What's Warren trying to hide? Nothing, except securities reporting deadlines may come in the middle of his acquisition of a full position. Unlike me, who can get a full position in any stock I'm interested in at almost any time of day in a few minutes, Warren has to take on increasingly bigger and bigger positions, which is especially troubling in the public markets. He used to be able to buy $1-2 million dollar pieces of his target and stay low on the radar. I don't know what his minimum investment is these days but my guess is even a trading position for him is $100 million. These last two acquisitions were for approximately $1 billion each.

Warren is famous for many statements but one of them is that it's difficult to have more than a few good ideas for investment. It's much more difficult if you can't execute your ideas because others are bidding against you simply because you're bidding. And government disclosure makes that even harder still.

I've read maybe 5-6 books on Buffet--the best is Loewenstein's, btw. What's interesting is that the hoi polloi think Warren is this folksy guy who simply buys and holds forever companies like Coke and the Washington Post. Not true. First, he's an insurance magnate, who gets premium cash flow which he must invest. Since he's a smart insurance guy, he sells the insurance for a lot more than it's worth (another way of saying that he chooses his insured's very carefully, beginning with the Geico biz), then as a savvy investor, takes more risk and gets more reward than his insurance competitors. This frees up cash for, guess what, further investment.

Say he sells insurance for $10,000,000 premium, which will have to pay off (risk adjusted) $12,000,000 in 20 years. His insurance competitors receive $10,000,000 premium but because they don't manage their risk as well, they'll have to pay out $15,000,000 in 20 years. So far so good.

But Warren can earn 20% on the $10 million in 2 years, easy, while it takes his competitors (investing in bonds, etc.) 12 years to earn the 50% return they need to cover their liabilities. But in years 3-20, Warren is busy investing all the free cash flow from his "superfund" investments in KO, etc. When it comes time to pay off his insurance liabilities, he pays off the $12 million easily and has maybe an extra $60 million in the till (or investments) from the 18 years of investment returns on the policy owner's original $10 million in premium. Or more, because once you start compounding his returns, even subtracting out his mistakes, the numbers get pretty unbelievable.
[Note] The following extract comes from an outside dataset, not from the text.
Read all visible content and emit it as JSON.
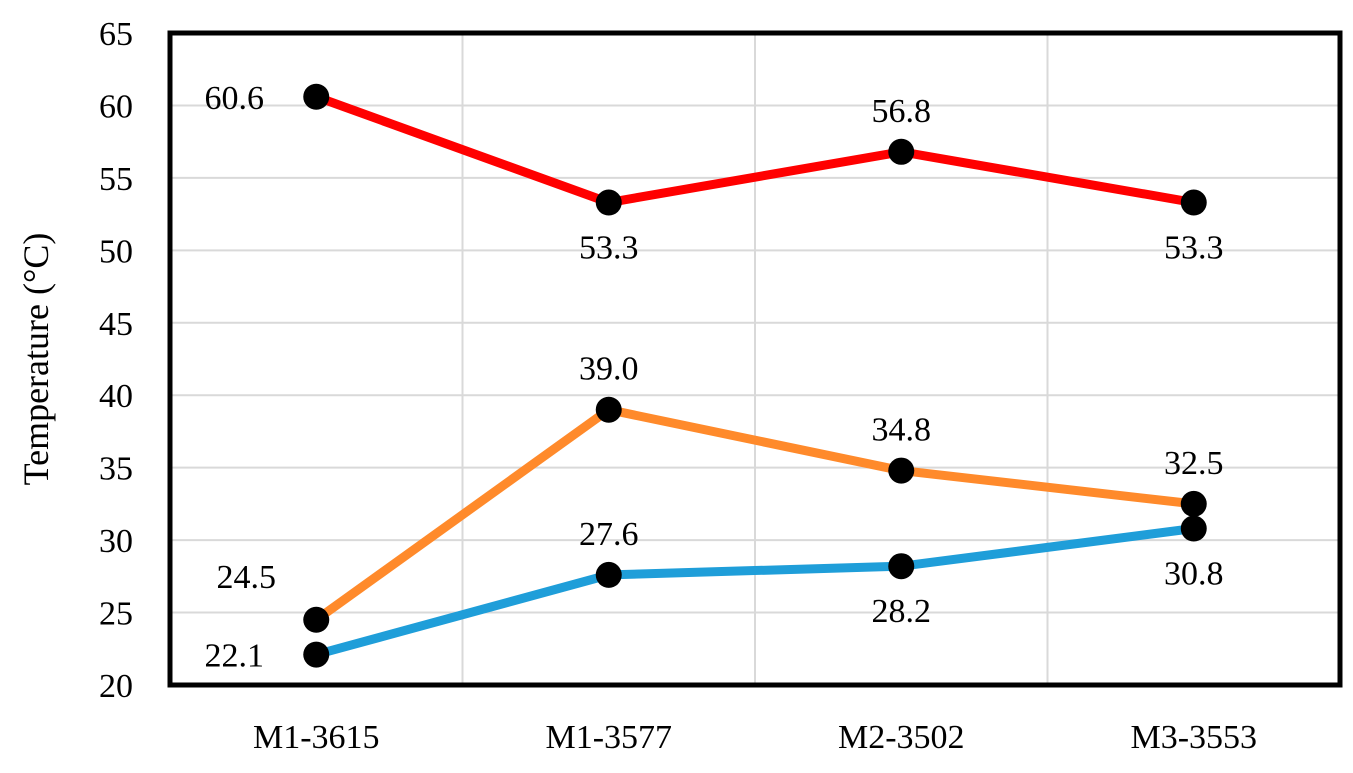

Which is why he's worth $35 billion all by hisself.

At the same time Warren is playing risk arbitrage on announced deals, occasional commodity plays and even white knight (during the 80s) to takeover targets, earning excellent returns which provide more cash to his "superfund" activities.

It's a great business and a great biz plan, but it's no where near as simple as the Yahoo morons who claim "Buffet made a lotta dough using buy & hold and so will I" nonsense.

End of short disquisition on Uncle Warren.